The theater was about 3/4 full at a 4 pm show, much better than usual attendance, which normally runs about a 30% house full of geezers who either beat the dinner rush already at the local smorgasbord or are planning on fryin' up a few burgers on the grill when they get home. Geezers don't like to wait for the evening crowd.
Several comments about the experience itself--everyone, everyone in the theater was grey haired. I saw no young people. In fact, I've never, ever, in all the movies I have seen (which is a lot), seen so many old people in a theater, even at Christian films.
There was murmuring, laughter and commentary from the audience throughout the film; about a minute after its conclusion, people sat in their seats and then suddenly applauded.
As we shuffled out, people chatted with one another, even strangers. In the hallway something else happened I have never seen before. People gathered in small groups discussing what they'd seen.
The film initiated a great deal of concern, interest and passion.
In fact, several people expressed that the film made them want to cry.
Now to the film itself.
Obama is not depicted as some kind of monster; in fact, Dinesh D'Souza is somewhat sympathetic to Obama, who was shuffled from parent to grandparent and seemed to suffer greatly from the disinterest of his father, the arrogant and dysfunctional polygamist alcoholic who married many times.
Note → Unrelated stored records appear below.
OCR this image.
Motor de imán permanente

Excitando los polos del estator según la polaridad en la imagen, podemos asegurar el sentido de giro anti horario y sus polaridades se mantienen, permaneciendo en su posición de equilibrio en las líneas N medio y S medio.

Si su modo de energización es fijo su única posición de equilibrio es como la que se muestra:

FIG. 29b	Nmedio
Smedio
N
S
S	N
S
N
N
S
The cinematography is excellent; D'Souza interviews several folks, but the interviews are not in the least boring. The interview of Shelby Steele, who identifies historically with Obama just as D'Souza does, stands out in memory. Particularly chilling was DeSouza's attempt to interview a surviving wife, "Granny Sarah," of Obama's grandfather.The interview was cut short by Kenyan police after Granny Sarah phoned Barack Obama's half sister Auma, who shares Obama's romantic notion of the drunken leach who was their father.
My favorite analysis of the film is found here at Hill Buzz; it is detailed and thorough. Hoosierman's film review is here.
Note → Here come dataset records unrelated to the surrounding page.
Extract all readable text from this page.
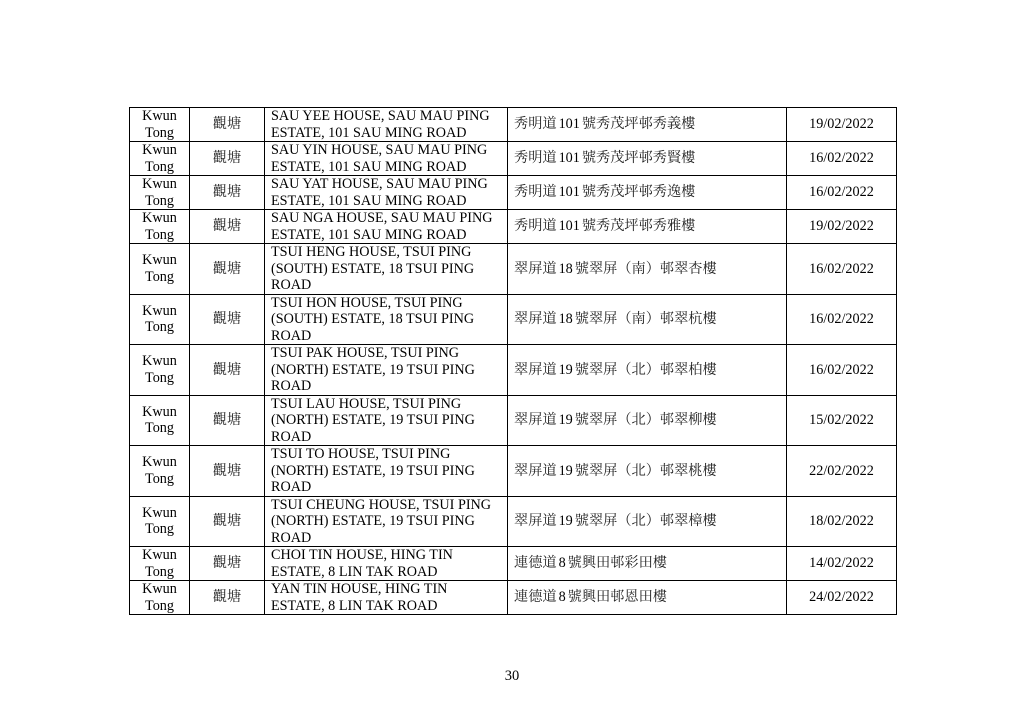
Kwun Tong	觀塘	SAU YEE HOUSE, SAU MAU PING ESTATE, 101 SAU MING ROAD	秀明道 101 號秀茂坪邨秀義樓	19/02/2022
Kwun Tong	觀塘	SAU YIN HOUSE, SAU MAU PING ESTATE, 101 SAU MING ROAD	秀明道 101 號秀茂坪邨秀賢樓	16/02/2022
Kwun Tong	觀塘	SAU YAT HOUSE, SAU MAU PING ESTATE, 101 SAU MING ROAD	秀明道 101 號秀茂坪邨秀逸樓	16/02/2022
Kwun Tong	觀塘	SAU NGA HOUSE, SAU MAU PING ESTATE, 101 SAU MING ROAD	秀明道 101 號秀茂坪邨秀雅樓	19/02/2022
Kwun Tong	觀塘	TSUI HENG HOUSE, TSUI PING (SOUTH) ESTATE, 18 TSUI PING ROAD	翠屏道 18 號翠屏（南）邨翠杏樓	16/02/2022
Kwun Tong	觀塘	TSUI HON HOUSE, TSUI PING (SOUTH) ESTATE, 18 TSUI PING ROAD	翠屏道 18 號翠屏（南）邨翠杭樓	16/02/2022
Kwun Tong	觀塘	TSUI PAK HOUSE, TSUI PING (NORTH) ESTATE, 19 TSUI PING ROAD	翠屏道 19 號翠屏（北）邨翠柏樓	16/02/2022
Kwun Tong	觀塘	TSUI LAU HOUSE, TSUI PING (NORTH) ESTATE, 19 TSUI PING ROAD	翠屏道 19 號翠屏（北）邨翠柳樓	15/02/2022
Kwun Tong	觀塘	TSUI TO HOUSE, TSUI PING (NORTH) ESTATE, 19 TSUI PING ROAD	翠屏道 19 號翠屏（北）邨翠桃樓	22/02/2022
Kwun Tong	觀塘	TSUI CHEUNG HOUSE, TSUI PING (NORTH) ESTATE, 19 TSUI PING ROAD	翠屏道 19 號翠屏（北）邨翠樟樓	18/02/2022
Kwun Tong	觀塘	CHOI TIN HOUSE, HING TIN ESTATE, 8 LIN TAK ROAD	連德道 8 號興田邨彩田樓	14/02/2022
Kwun Tong	觀塘	YAN TIN HOUSE, HING TIN ESTATE, 8 LIN TAK ROAD	連德道 8 號興田邨恩田樓	24/02/2022
30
What is stunning about this film is the overview of Obama's life and how that single life has affected the entire country of the United States.
The primary influences on Barack Obama as boy, save Lolo Soetero who Ann Dunham turned away from after a few years, were poisonous.
Frank Marshall Davis, who many suspect is Obama's biological father, was a particularly pernicious influence, as a Communist and America hater. Davis was a vicious racist and child rapist, according to his own words, quoted here at the UK Telegraph in 2008:
The book, which closely tracks Mr Davis’s life in Chicago and Hawaii and the fact that his first wife was black and his second white, describes in lurid detail a series of shockingly sordid sexual encounters, often involving group sex.
One chapter concerns the seduction by Mr Davis and his first wife of a 13-year-old girl called Anne. Mr Davis wrote that it was the girl who had suggested he had sex with her. “I’m not one to go in for Lolitas. Usually I’d rather not bed a babe under 20.To think that young Barack's grandfather actually thought of Frank Marshall Davis, who was a drinking buddy, as a positive influence on a young boy who was missing his father is inconceivable. One has to wonder not only what kind of parents Obama had, but what kind of grandparents to allow this despicable man who was "consumed by hate and resentment" to spend time with young Barack.
Obama, who went on to revel in his drug escapades both in high school and college, described his "agreement" with his grandparents this way:
"I’d arrived at an unspoken pact with my grandparents: I could live with them and they'd leave me alone so long as I kept my trouble out of sight."In fact, card carrying Communists seem to have had profound and repeated influence on the young boy.
The most significant point of 2016: Barack Obama's America is that Obama himself has a "world view" that precludes a successful America; America's achievements, both as a nation and its individuals, are simply because Americans and the West have stolen from impoverished countries.
That poverty is on full display in this movie; over and over D'Souza illustrates this with film of desperate people climbing through trash heaps, broken shanties and filth, filth everywhere. Obama sees even America's poor as far wealthier than 3rd world countries.
And indeed this is true.
Thus the current President of the United States believes, as he has oft stated, that there should be a "level playing field."
That it is necessary to take from one to give to another.
That true "fairness" means bartering on the success of a country that both works and plays hard, and then using that barter to leverage the fates of others, many of whom have little will or inclination to be successful themselves.
And who have few leaders who are interested in leading their countries into the light of capitalism and enterprising independence.
God help us.
As one woman said leaving the theater yesterday, "We have much work to do."